Posti a confronto rispetto al processo di negoziazione per entrare nella Ue, a che punto si trovano Serbia e Kosovo?

La Serbia è molto molto più avanti del Kosovo, è candidato ufficiale e ha aperto molti capitoli dei negoziati per l’accesso all’Ue. Il Kosovo, invece, è ad uno stadio molto iniziale, ma ha i problemi legati al suo mancato riconoscimento, per cui un inizio dei negoziati con la Ue è attualmente impossibile. Il Kosovo è anche nella lista nera di Schengen, per cui i suoi cittadini per entrarvi, anche per una semplice visita, devono chiedere un visto. Nonostante il suo stadio più avanzato, la Serbia però si trascina i problemi legati alla risoluzione della questione kosovara, uno dei capitoli del processo di negoziazione per l’accesso alla Ue. Se non si risolve tale questione, anche la Serbia rischia di rimanere alla porta: i destini di Serbia e Kosovo sono dunque incrociati.

Considerate le difficoltà esistenti nei rapporti tra Europa e Russia, la vicinanza tra Serbia e Russia può condizionare i rapporti con la Ue?

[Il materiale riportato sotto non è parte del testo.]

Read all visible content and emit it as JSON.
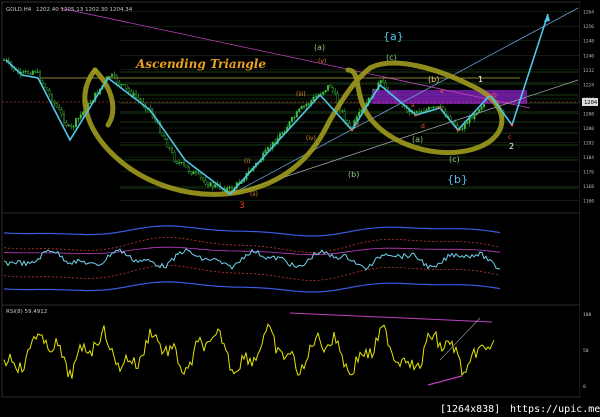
{
  "main_panel": {
    "symbol_header": "GOLD,H4",
    "ohlc_header": "1202.40  1205.13  1202.30  1204.34",
    "current_price_tag": "1204",
    "annotation_title": "Ascending Triangle",
    "wave_labels": {
      "big_a": "{a}",
      "big_b": "{b}",
      "a": "(a)",
      "b": "(b)",
      "c": "(c)",
      "a2": "(a)",
      "b2": "(b)",
      "c2": "(c)",
      "i": "(i)",
      "ii": "(ii)",
      "iii": "(iii)",
      "iv": "(iv)",
      "v": "(v)",
      "num1": "1",
      "num2": "2",
      "num3": "3",
      "sub_a": "a",
      "sub_b": "b",
      "sub_c": "c",
      "sub_e": "e",
      "sub_d": "d",
      "sub_x": "x"
    }
  },
  "osc_panel": {
    "levels": []
  },
  "rsi_panel": {
    "label": "RSI(8) 59.4912"
  },
  "footer": {
    "dims": "[1264x838]",
    "site": "https://upic.me/"
  },
  "colors": {
    "background": "#000000",
    "candle": "#3fbf3f",
    "zigzag": "#4fc8e8",
    "triangle_marker": "#9f9a1e",
    "magenta": "#c040c0",
    "purple_zone": "#7a1fb0",
    "rsi_line": "#e6e600",
    "price_line": "#ff4040"
  },
  "chart_data": [
    {
      "type": "line",
      "title": "GOLD,H4",
      "y_tick_labels": [
        "1264",
        "1256",
        "1248",
        "1240",
        "1232",
        "1224",
        "1216",
        "1208",
        "1200",
        "1192",
        "1184",
        "1176",
        "1168",
        "1160"
      ],
      "ylim": [
        1156,
        1266
      ],
      "zigzag_points": [
        {
          "x": 0,
          "y": 1224
        },
        {
          "x": 14,
          "y": 1208
        },
        {
          "x": 27,
          "y": 1187
        },
        {
          "x": 42,
          "y": 1216
        },
        {
          "x": 90,
          "y": 1172
        },
        {
          "x": 115,
          "y": 1200
        },
        {
          "x": 145,
          "y": 1208
        },
        {
          "x": 168,
          "y": 1178
        },
        {
          "x": 185,
          "y": 1210
        },
        {
          "x": 200,
          "y": 1190
        },
        {
          "x": 210,
          "y": 1200
        },
        {
          "x": 218,
          "y": 1188
        },
        {
          "x": 228,
          "y": 1205
        },
        {
          "x": 244,
          "y": 1185
        },
        {
          "x": 268,
          "y": 1262
        }
      ]
    },
    {
      "type": "line",
      "title": "",
      "note": "oscillator with bands"
    },
    {
      "type": "line",
      "title": "RSI(8) 59.4912",
      "ylim": [
        0,
        100
      ]
    }
  ]
}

La questione è complessa, ma direi più no che sì. La Russia vede oggi nella Serbia il suo unico alleato militare importante nell’area e ha sempre detto di essere contraria ad un suo possibile ingresso nella Nato. Al tempo stesso, la Russia non ha posto mai particolari veti all’ingresso della Serbia nella Ue: rimangono due questioni separate questa e quella Nato. Anzi molti analisti, me compreso, vedono un vantaggio per la Russia in questo, cioè nel fatto di avere all’interno della Ue un Paese amico, anche per via dei meccanismi decisionali della Ue, condizionabili anche con il veto di un solo Paese. Non direi quindi che la Russia possa oggi rappresentare un ostacolo all’ingresso della Serbia nella Ue.

Quale scenario futuro quindi?

Dopo questo incontro iniziale, dovrebbe ripartire il processo negoziale e non si sa bene quali potranno esserne gli esiti. Il punto focale attorno a cui ruota è comunque la creazione di un’associazione delle municipalità serbe in Kosovo, che dovrebbe in qualche modo garantire alla comunità serba del Kosovo una larga autonomia locale. Si tratta di un punto estremamente controverso, perché viene visto dal Kosovo come il rischio di creare un’entità in qualche modo sovrana, fuori dal controllo di Pristina. Sulla natura di tale associazione c’è forte divergenza e su questo punto, quello centrale nelle negoziazioni, per ora non si è registrato alcun passo in avanti. Quindi, tutto dipenderà dalla volontà di Belgrado e di Pristina, e anche dagli sforzi negoziali della Mogherini, nella direzione di trovare una strada percorribile.